By Nneka Nwogwugwu
Nestlé will triple its cocoa sustainability funding to 1.3 billion Swiss francs ($1.4 billion) by 2030, using some of the money to provide financial incentives to cocoa-farming families in Africa who help prevent child labour and reduce their environmental footprint.
The world’s largest food manufacturer said it will pay farmers who implement efforts that include sending their children to school; adopting good agricultural practices, such as pruning, to increase crop productivity; using practices like planting shade trees to boost their climate resilience; and diversifying their household income by planting other crops or raising livestock.
Cocoa production, the majority of which comes from Ivory Coast and Ghana in West Africa, has long been dogged by environmental concerns and allegations that companies depend on child labor but have not done enough to eradicate it from their supply chains.
Nestlé said the payments will be divided between the farmer and their spouse in order to empower women and improve gender equality.
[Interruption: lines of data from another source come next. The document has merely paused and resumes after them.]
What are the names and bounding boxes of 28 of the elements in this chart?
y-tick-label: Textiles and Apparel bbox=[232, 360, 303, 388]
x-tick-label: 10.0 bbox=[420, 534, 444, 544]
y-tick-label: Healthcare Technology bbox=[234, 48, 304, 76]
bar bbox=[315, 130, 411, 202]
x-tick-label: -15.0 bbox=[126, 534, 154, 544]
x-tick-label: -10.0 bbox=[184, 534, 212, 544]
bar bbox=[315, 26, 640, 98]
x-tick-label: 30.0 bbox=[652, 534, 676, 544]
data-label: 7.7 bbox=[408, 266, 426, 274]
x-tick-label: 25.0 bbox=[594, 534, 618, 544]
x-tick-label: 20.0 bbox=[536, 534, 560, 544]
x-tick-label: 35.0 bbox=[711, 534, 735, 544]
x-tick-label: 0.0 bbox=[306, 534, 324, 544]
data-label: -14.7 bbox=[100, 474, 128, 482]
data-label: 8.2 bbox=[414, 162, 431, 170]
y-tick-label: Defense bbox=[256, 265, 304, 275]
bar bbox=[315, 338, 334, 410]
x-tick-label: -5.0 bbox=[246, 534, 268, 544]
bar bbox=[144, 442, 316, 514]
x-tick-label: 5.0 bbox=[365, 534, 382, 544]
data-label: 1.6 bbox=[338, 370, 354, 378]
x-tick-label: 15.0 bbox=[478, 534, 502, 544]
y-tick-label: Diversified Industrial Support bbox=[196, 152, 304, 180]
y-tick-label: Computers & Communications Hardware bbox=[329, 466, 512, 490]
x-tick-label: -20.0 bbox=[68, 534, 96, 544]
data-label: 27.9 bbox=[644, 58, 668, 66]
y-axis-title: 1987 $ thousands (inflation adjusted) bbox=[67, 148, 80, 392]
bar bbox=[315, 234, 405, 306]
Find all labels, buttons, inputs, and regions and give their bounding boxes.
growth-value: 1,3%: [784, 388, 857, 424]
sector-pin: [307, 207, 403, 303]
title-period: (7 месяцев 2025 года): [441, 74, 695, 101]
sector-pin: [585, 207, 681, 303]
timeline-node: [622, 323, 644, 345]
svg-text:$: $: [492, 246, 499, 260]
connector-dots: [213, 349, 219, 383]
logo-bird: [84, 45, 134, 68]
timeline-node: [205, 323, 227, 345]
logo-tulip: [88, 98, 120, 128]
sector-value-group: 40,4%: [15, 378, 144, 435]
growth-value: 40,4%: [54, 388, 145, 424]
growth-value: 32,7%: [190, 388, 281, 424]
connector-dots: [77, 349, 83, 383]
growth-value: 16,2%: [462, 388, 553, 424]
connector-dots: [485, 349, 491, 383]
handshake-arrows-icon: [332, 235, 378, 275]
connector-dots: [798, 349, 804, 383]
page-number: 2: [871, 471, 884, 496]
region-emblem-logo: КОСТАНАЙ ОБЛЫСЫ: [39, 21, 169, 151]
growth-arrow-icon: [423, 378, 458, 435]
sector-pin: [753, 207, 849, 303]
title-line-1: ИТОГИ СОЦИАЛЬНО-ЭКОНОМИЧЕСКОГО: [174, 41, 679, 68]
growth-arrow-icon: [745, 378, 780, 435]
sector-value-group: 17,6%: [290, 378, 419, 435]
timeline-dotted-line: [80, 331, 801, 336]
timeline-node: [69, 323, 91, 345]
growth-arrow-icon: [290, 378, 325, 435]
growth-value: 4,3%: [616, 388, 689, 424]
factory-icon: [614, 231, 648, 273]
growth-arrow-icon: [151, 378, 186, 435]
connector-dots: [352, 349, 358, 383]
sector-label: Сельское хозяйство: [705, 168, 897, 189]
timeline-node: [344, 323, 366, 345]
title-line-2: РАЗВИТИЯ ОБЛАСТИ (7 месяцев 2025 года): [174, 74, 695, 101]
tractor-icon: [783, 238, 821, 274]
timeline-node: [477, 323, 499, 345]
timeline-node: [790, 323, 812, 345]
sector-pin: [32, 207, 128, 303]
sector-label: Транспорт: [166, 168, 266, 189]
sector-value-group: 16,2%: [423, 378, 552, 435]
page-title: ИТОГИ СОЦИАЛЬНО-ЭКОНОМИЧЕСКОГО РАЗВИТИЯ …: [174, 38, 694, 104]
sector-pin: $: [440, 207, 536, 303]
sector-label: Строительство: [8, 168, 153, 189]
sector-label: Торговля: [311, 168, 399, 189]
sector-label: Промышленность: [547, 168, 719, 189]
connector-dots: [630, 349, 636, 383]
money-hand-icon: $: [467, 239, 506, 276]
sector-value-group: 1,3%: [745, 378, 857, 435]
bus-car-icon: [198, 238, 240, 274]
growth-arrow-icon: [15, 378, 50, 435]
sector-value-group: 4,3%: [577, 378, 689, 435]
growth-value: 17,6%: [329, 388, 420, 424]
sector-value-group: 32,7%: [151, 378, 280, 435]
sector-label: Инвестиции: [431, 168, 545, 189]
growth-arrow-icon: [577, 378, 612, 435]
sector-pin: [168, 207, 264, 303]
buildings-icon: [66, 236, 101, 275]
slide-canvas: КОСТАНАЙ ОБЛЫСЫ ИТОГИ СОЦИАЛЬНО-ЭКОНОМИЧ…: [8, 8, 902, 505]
The Nespresso and Toll House maker also said it will work with nonprofits, including the International Cocoa Initiative and Rainforest Alliance, to monitor participation.
Farmers and their families will receive up to $536 during the first two years to encourage participation. The amount will be reduced to $268 after that, the Switzerland-based company said. The money will be paid directly to cocoa-farming households. Building off of a pilot in 2020 with 1,000 farmers in Côte d’Ivoire, Nestlé said it will expand the program to include 10,000 families in the country this year, before extending it to Ghana in 2024.
“The program rewards cocoa-farming families for practices that help them increase their incomes and benefit the environment and community. Those incentives start building long-term changes,” Schneider said. “Ultimately, those changes contribute to better farmer income, sustainability, and social impact, while providing farmers and their families an immediate financial benefit.”